Extreme Rechte instrumentalisieren, relativieren und verzerren die Geschichte.Geschichtsrevisionismus gehört zum ideologischen Kernbestand extrem rechten Denkens. Dreh- und Angelpunkt ist die Bewertung des Nationalsozialismus. Wer historisch tradierte nationale Größe postuliert, muss die NS-Verbrechen mindestens kleinreden. In den vergangenen Jahren sind - nicht zuletzt im Zuge der Proteste gegen Corona-Schutzmaßnahmen, durch den Aufstieg der AfD oder auch angeheizt durch die Putin-Propaganda - neue Spielarten des rechten Geschichtsrevisionismus popularisiert worden: Verharmlosung der NS-Verbrechen durch ahistorische Gleichsetzungen und Begriffsumdeutungen, Verschwörungslegenden, Reichsbürgerideologien, shoahbezogener Antisemitismus, wonach Juden angeblich eine Mitschuld am Judenhass tragen, und identitäre Geschichtsbilder. In interdisziplinärer Perspektive widmen sich die Autorinnen und Autoren des Bandes den unterschiedlichen Erscheinungsformen des rechten Geschichtsrevisionismus in Deutschland. Vorgestellt werden die wichtigsten geschichtsrevisionistischen Argumentationsmuster, ihre Funktionen und ihre Protagonisten.
Rezensionsnotiz zu
Süddeutsche Zeitung, 14.04.2025
Ganz zufrieden ist Rezensent Gerrit ter Horst nicht mit diesem Buch über den Geschichtsrevisionismus der Rechten, aber immerhin, meint er, ist hiermit ein Anfang gemacht. Denn Geschichtsrevisionismus, stellt Horst mit diesem von Jens-Christian Wagner und Sybille Steinbacher herausgegebenen Band klar, ist eine zentrale Strategie der Rechten. Die Herausgeber sind Mitarbeiter der Gedenkstätte Buchenwald und Mittelbau-Dora und genau die Gedenkstätten sind in der Bekämpfung rechter Geschichtsfälschungen gefragt, tatsächlich wurde in der Nazizeit der Grundstein für viele nach wie vor virulente Verschwörungserzählungen gelegt.
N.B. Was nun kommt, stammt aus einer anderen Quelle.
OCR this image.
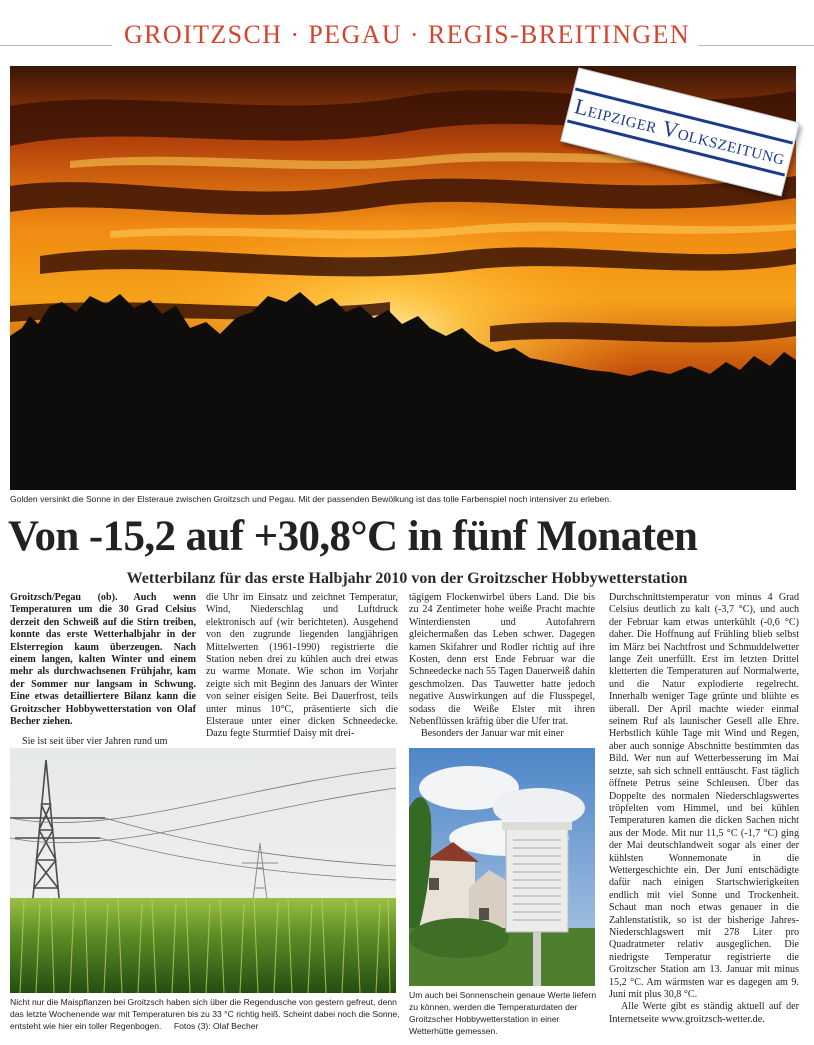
GROITZSCH · PEGAU · REGIS-BREITINGEN
Leipziger Volkszeitung
Golden versinkt die Sonne in der Elsteraue zwischen Groitzsch und Pegau. Mit der passenden Bewölkung ist das tolle Farbenspiel noch intensiver zu erleben.
Von -15,2 auf +30,8°C in fünf Monaten
Wetterbilanz für das erste Halbjahr 2010 von der Groitzscher Hobbywetterstation

Groitzsch/Pegau (ob). Auch wenn Temperaturen um die 30 Grad Celsius derzeit den Schweiß auf die Stirn treiben, konnte das erste Wetterhalbjahr in der Elsterregion kaum überzeugen. Nach einem langen, kalten Winter und einem mehr als durchwachsenen Frühjahr, kam der Sommer nur langsam in Schwung. Eine etwas detailliertere Bilanz kann die Groitzscher Hobbywetterstation von Olaf Becher ziehen.

Sie ist seit über vier Jahren rund um

die Uhr im Einsatz und zeichnet Temperatur, Wind, Niederschlag und Luftdruck elektronisch auf (wir berichteten). Ausgehend von den zugrunde liegenden langjährigen Mittelwerten (1961-1990) registrierte die Station neben drei zu kühlen auch drei etwas zu warme Monate. Wie schon im Vorjahr zeigte sich mit Beginn des Januars der Winter von seiner eisigen Seite. Bei Dauerfrost, teils unter minus 10°C, präsentierte sich die Elsteraue unter einer dicken Schneedecke. Dazu fegte Sturmtief Daisy mit drei-

tägigem Flockenwirbel übers Land. Die bis zu 24 Zentimeter hohe weiße Pracht machte Winterdiensten und Autofahrern gleichermaßen das Leben schwer. Dagegen kamen Skifahrer und Rodler richtig auf ihre Kosten, denn erst Ende Februar war die Schneedecke nach 55 Tagen Dauerweiß dahin geschmolzen. Das Tauwetter hatte jedoch negative Auswirkungen auf die Flusspegel, sodass die Weiße Elster mit ihren Nebenflüssen kräftig über die Ufer trat.

Besonders der Januar war mit einer

Durchschnittstemperatur von minus 4 Grad Celsius deutlich zu kalt (-3,7 °C), und auch der Februar kam etwas unterkühlt (-0,6 °C) daher. Die Hoffnung auf Frühling blieb selbst im März bei Nachtfrost und Schmuddelwetter lange Zeit unerfüllt. Erst im letzten Drittel kletterten die Temperaturen auf Normalwerte, und die Natur explodierte regelrecht. Innerhalb weniger Tage grünte und blühte es überall. Der April machte wieder einmal seinem Ruf als launischer Gesell alle Ehre. Herbstlich kühle Tage mit Wind und Regen, aber auch sonnige Abschnitte bestimmten das Bild. Wer nun auf Wetterbesserung im Mai setzte, sah sich schnell enttäuscht. Fast täglich öffnete Petrus seine Schleusen. Über das Doppelte des normalen Niederschlagswertes tröpfelten vom Himmel, und bei kühlen Temperaturen kamen die dicken Sachen nicht aus der Mode. Mit nur 11,5 °C (-1,7 °C) ging der Mai deutschlandweit sogar als einer der kühlsten Wonnemonate in die Wettergeschichte ein. Der Juni entschädigte dafür nach einigen Startschwierigkeiten endlich mit viel Sonne und Trockenheit. Schaut man noch etwas genauer in die Zahlenstatistik, so ist der bisherige Jahres-Niederschlagswert mit 278 Liter pro Quadratmeter relativ ausgeglichen. Die niedrigste Temperatur registrierte die Groitzscher Station am 13. Januar mit minus 15,2 °C. Am wärmsten war es dagegen am 9. Juni mit plus 30,8 °C.

Alle Werte gibt es ständig aktuell auf der Internetseite www.groitzsch-wetter.de.

Nicht nur die Maispflanzen bei Groitzsch haben sich über die Regendusche von gestern gefreut, denn das letzte Wochenende war mit Temperaturen bis zu 33 °C richtig heiß. Scheint dabei noch die Sonne, entsteht wie hier ein toller Regenbogen. Fotos (3): Olaf Becher
Um auch bei Sonnenschein genaue Werte liefern zu können, werden die Temperaturdaten der Groitzscher Hobbywetterstation in einer Wetterhütte gemessen.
Horst geht entlang einzelner Aufsätze des Bandes auf verschiedene Ausprägungen des rechten Geschichtsrevisionismus ein, das Spektrum reicht von der klassischen Holocaustleugnung auf Basis selektiver Quellenauswertung zu Ansätzen, die für einen moralischen Neuanfang plädieren und sich vor allem gegen die vorherrschende Erinnerungskultur positionieren. Auch einige der bestimmenden Figuren der Neuen Rechten wie Götz Kubitschek und Maximilian Krah kommen im Buch vor, erläutert Horst. Etwas kleinteiliger und auch analytischer hätte dieses auf einer arg pauschalen Ebene verbleibende Buch allerdings doch ausfallen können, kritisiert der Rezensent. Dem rechten Geschichtsrevisionismus komme man nur bei, wenn man richtig tief in die Sache einsteige. Dennoch, glaubt Horst, ist dieses Buch ein Schritt in eine richtige Richtung.